More about ClammingPy...


ACSAnalysis

ACSAnalysis logo HAL logo

ACSAnalysis implements a reliable and reproducible extraction pipeline for French Cued Speech (LfPC) annotation analysis. The Python component reads annotated tiers produced by SPPAS, extracts key-level multimodal information (shape, position, phones, syllable structures, timings, sights, etc.), and converts them into a clean, analyzable tabular format. In addition to extraction, the package provides a set of Python analysis solutions that implement lightweight, reproducible statistical analyses. Among others, this component allows computing basic spatial and temporal distributions, generate summary statistics, and produce diagnostic visualizations (PNG) used to reproduce published results. The exports and analysis scripts apply on CLeLfPC - an open corpus on ortolang.fr forge, and are intentionally lightweight and descriptive. They are designed to reproduce published figures and summary statistics, following the FAIR principles.

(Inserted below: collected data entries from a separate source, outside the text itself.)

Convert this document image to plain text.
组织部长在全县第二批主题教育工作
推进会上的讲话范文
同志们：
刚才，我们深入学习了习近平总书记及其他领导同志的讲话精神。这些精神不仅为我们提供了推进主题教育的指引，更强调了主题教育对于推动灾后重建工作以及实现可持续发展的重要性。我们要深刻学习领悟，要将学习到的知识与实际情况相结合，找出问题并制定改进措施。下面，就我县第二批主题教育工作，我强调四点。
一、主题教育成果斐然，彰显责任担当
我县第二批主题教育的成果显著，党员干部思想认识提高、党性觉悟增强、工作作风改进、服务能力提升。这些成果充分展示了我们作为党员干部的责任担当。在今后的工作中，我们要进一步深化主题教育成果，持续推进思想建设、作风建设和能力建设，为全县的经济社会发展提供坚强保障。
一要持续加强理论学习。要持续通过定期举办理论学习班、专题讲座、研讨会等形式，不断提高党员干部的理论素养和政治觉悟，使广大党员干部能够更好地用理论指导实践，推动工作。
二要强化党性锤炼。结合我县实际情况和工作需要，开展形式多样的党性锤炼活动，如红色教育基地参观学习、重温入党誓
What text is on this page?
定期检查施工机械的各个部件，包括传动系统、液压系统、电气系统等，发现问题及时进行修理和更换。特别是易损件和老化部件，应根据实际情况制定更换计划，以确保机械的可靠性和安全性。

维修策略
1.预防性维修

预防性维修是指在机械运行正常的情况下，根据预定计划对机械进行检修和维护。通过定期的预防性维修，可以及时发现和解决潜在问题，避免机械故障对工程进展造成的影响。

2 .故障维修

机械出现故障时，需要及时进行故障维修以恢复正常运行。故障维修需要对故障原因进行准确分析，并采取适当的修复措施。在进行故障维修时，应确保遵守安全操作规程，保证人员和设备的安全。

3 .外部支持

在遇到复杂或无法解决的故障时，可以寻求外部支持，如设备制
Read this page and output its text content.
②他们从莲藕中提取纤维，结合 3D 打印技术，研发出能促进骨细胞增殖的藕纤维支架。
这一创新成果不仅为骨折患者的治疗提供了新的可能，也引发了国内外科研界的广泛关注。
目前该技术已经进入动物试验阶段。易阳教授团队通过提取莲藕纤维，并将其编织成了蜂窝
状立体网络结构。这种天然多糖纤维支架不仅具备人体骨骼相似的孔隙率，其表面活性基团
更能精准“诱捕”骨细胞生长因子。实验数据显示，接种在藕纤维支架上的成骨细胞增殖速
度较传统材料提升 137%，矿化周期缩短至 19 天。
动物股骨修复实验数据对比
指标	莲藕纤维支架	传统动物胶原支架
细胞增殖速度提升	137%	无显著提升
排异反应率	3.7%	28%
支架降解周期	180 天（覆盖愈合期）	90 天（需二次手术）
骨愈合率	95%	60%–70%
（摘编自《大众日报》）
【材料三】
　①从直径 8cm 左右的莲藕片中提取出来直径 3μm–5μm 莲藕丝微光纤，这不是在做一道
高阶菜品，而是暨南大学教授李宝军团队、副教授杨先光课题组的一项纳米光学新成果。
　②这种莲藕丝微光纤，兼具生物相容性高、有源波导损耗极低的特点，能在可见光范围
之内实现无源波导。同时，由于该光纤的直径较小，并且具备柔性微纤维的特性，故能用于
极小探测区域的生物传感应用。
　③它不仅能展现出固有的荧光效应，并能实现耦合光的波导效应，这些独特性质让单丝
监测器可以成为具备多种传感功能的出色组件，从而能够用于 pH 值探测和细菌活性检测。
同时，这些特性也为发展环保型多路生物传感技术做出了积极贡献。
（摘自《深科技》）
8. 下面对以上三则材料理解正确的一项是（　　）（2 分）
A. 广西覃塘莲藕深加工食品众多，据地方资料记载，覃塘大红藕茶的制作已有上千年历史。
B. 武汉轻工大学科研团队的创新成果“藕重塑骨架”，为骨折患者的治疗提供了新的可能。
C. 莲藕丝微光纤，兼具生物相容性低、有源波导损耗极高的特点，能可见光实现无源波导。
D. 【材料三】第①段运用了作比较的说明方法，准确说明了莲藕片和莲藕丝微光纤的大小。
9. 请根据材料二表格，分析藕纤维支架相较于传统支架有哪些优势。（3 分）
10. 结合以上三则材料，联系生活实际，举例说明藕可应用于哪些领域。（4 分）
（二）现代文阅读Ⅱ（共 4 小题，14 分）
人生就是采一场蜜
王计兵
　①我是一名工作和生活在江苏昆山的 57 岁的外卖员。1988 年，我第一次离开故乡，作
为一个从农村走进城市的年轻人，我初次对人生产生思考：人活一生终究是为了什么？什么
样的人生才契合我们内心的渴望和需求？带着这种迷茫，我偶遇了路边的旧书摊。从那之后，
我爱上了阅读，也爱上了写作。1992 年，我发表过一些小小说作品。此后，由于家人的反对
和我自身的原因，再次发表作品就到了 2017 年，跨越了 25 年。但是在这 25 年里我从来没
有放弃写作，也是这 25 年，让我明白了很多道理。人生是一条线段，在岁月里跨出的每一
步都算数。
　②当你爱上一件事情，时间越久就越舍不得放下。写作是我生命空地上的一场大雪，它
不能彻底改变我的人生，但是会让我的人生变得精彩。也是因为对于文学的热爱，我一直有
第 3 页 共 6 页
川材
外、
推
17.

ACSAnalysis is a joint work with Mélanie Lancien, Assistant Professor at Université de Lorraine, Nancy.


Auto-CS

autocs logo SF logo HAL logo

Auto-CS is a Python program developed within the project AutoCuedSpeech. It contains all the components dedicated to the automatic annotation of Cued Speech. This source code is not a standalone tool: it only runs inside SPPAS. It is integrated by means of the **spin-off** mechanism provided by SPPAS>=4.29, which allows external code bases to remain separate while still being dynamically discovered and used by the main framework.

The Proof-of-Concept of this system is described in the following reference : hal-04623112. The 1st stable version of this system is described in the following reference: hal-05242638.